- Also known as: Team Tinpo TinPo
- Written by: Davey Moore Emma Hogan
- Directed by: Moto Sakakibara
- Composer: Oliver Spencer-Wortley
- Countries of origin: United States Japan (TV series) United Kingdom (TV series)
- Original languages: English Japanese Welsh
- No. of seasons: 2
- No. of episodes: 78

Production
- Executive producers: Sean Gorman; Karen Vermeulen; Ryan Wiesbrock; Kiyofumi Kajiwara; Toshiaki Okuno;
- Producers: Tomoe Kimura; Masashi Kobayashi; Junichi Yanagihara;
- Running time: 1 minute (shorts) 7 minutes (TV series)
- Production companies: Shorts American Greetings TV series Cloudco Entertainment Dentsu Sprite Animation Studios OLM Digital

Original release
- Network: CBS
- Release: 3 October 2007
- Network: CBeebies (UK) TV Tokyo (Japan)
- Release: 10 December 2018 – 19 November 2019

= Tinpo =

Children's animated television series

Tinpo (Japanese: ポータウンのなかまたち), (Welsh: Tîmpo) is a children's animated television series produced by Cloudco Entertainment, Dentsu, Sprite Animation Studios and OLM Digital for CBeebies.

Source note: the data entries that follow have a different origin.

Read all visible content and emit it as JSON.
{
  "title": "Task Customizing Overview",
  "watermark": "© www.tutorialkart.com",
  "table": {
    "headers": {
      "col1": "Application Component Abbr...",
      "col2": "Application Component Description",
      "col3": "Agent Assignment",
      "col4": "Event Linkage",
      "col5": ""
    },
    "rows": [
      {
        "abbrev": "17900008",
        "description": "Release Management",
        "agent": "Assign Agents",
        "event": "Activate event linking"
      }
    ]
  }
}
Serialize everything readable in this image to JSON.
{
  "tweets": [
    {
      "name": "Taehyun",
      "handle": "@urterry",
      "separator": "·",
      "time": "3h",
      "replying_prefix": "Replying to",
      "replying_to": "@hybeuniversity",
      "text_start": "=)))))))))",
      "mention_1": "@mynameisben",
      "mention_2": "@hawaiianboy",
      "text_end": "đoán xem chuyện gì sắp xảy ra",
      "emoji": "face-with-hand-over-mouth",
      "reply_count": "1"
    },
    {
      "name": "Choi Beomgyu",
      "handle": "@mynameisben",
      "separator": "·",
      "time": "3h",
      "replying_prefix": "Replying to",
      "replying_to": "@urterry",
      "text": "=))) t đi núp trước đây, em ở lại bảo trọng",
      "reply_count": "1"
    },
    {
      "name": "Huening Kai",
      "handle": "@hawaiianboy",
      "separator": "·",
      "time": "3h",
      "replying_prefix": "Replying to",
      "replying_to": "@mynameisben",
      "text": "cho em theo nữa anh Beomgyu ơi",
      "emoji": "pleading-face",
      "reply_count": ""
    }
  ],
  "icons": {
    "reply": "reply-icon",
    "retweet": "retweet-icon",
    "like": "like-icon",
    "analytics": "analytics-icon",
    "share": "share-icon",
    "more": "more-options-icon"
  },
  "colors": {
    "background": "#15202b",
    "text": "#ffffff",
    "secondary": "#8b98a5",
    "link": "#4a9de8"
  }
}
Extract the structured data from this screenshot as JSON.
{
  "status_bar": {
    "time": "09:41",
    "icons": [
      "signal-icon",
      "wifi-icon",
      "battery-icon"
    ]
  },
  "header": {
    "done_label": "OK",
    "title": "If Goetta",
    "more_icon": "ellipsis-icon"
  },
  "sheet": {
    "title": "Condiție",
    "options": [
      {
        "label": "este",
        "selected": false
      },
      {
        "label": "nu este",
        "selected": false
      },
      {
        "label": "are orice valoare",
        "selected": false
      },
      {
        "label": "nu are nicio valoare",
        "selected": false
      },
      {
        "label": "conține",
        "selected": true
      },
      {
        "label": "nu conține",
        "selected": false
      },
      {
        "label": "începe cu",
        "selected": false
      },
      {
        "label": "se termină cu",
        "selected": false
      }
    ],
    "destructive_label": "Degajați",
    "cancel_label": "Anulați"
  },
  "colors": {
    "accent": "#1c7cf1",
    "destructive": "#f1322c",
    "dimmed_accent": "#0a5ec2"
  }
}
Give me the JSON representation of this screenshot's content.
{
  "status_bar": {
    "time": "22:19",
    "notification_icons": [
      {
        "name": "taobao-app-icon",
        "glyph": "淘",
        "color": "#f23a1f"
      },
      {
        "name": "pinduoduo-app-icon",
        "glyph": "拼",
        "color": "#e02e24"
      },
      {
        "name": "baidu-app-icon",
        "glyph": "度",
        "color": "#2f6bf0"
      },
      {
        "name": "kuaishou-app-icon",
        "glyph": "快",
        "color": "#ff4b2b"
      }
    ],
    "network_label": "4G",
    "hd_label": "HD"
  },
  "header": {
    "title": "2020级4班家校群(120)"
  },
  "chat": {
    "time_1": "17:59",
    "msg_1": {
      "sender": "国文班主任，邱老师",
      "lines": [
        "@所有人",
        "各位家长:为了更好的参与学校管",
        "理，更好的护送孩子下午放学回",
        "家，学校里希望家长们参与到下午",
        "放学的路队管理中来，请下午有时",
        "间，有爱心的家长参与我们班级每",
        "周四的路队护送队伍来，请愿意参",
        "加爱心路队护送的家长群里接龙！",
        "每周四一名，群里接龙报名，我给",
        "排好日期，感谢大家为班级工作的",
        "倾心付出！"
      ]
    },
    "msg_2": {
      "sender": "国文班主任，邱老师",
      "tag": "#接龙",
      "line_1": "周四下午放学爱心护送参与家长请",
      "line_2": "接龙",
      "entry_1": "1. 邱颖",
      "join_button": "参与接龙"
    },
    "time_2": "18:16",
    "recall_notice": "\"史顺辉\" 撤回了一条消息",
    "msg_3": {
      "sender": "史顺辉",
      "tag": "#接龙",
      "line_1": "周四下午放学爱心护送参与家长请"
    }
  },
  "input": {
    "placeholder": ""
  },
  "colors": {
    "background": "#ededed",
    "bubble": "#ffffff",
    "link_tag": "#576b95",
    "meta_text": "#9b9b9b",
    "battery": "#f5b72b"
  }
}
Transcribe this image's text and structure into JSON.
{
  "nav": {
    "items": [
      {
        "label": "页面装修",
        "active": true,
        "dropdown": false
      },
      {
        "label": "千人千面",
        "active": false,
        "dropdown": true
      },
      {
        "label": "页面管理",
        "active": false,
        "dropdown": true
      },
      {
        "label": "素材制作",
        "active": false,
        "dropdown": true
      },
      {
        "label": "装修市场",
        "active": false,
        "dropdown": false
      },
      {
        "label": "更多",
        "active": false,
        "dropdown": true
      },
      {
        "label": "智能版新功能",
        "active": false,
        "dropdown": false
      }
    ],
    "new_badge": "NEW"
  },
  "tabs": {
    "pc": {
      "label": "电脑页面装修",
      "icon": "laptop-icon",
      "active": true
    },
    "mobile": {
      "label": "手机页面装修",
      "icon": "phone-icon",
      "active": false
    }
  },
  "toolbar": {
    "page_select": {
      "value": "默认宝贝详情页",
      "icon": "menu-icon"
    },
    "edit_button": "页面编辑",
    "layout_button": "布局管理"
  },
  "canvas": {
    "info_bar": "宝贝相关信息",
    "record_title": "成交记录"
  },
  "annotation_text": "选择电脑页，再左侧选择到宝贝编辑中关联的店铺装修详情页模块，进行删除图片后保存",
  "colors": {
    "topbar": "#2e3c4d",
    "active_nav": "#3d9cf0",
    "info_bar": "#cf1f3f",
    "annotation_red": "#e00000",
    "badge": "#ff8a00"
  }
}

The series originally ran as 1-minute online shorts on both CBS' KEWLopolis block as well as on The Hub.

The series began airing on TVOKids in Canada on 3 June 2019.

== Premise ==
The show features four colourful human-like creatures called The Team Tinpo, who fix problems with creative solutions.

== Characters ==
- Tinpo (Ross Grant): a blue member and the leader of Team Tinpo. He is a dreamer and a doer.
- Dougpo (Lizzie Waterworth-Santo): a yellow member of Team Tinpo. She boldly acts on gut and instinct.
- Logipo (Kevin Wickham): a reddish-orange member of Team Tinpo. He's cautious and by the book.
- Hackpo (Joanna Ruiz): a purple member of Team Tinpo. She heads up communication and invents deads gadgets.
- Herman: the pet hamster of Tinpo. He has his own hamster ball and bag.
- Finn: the pet fish of Logipo. She has her own fish ball.
- Frek: a blueish po. He has a number one on his back and has ideas. He can fix thing and make things.
- Duxx: an orange po. She has a number two on her back, who is up to something and she is such a genius.
- Sync: a blackish po. He is a child-like. He has a number three on his back and he is not a boss.
- Seeb: a greenish po. He has a number four on his back and he is an elf-like and clumsy.
- Trey: a red po. She has a number five on her back and she does not have a mouth and cannot talk.
- Oddo: A pinkish po.

== Production ==
The shorts were produced by American Greetings Entertainment (now Cloudco Entertainment).

The TV series adaptation of the shorts was announced by the successor of American Greetings' entertainment division Cloudco Entertainment (formerly American Greetings Entertainment) when British broadcaster CBeebies and Japanese broadcaster TV Tokyo jointly commissioned a new series based on the Tinpo shorts which was being produced by Cloudco Entertainment in partnership with Japanese entertainment companies Dentsu and Japanese animation studio OLM Digital who will animated the series alongside its American animation partner Sprite Animation Studios.

Lemonsky Studios provided additional outsourced service on the animation.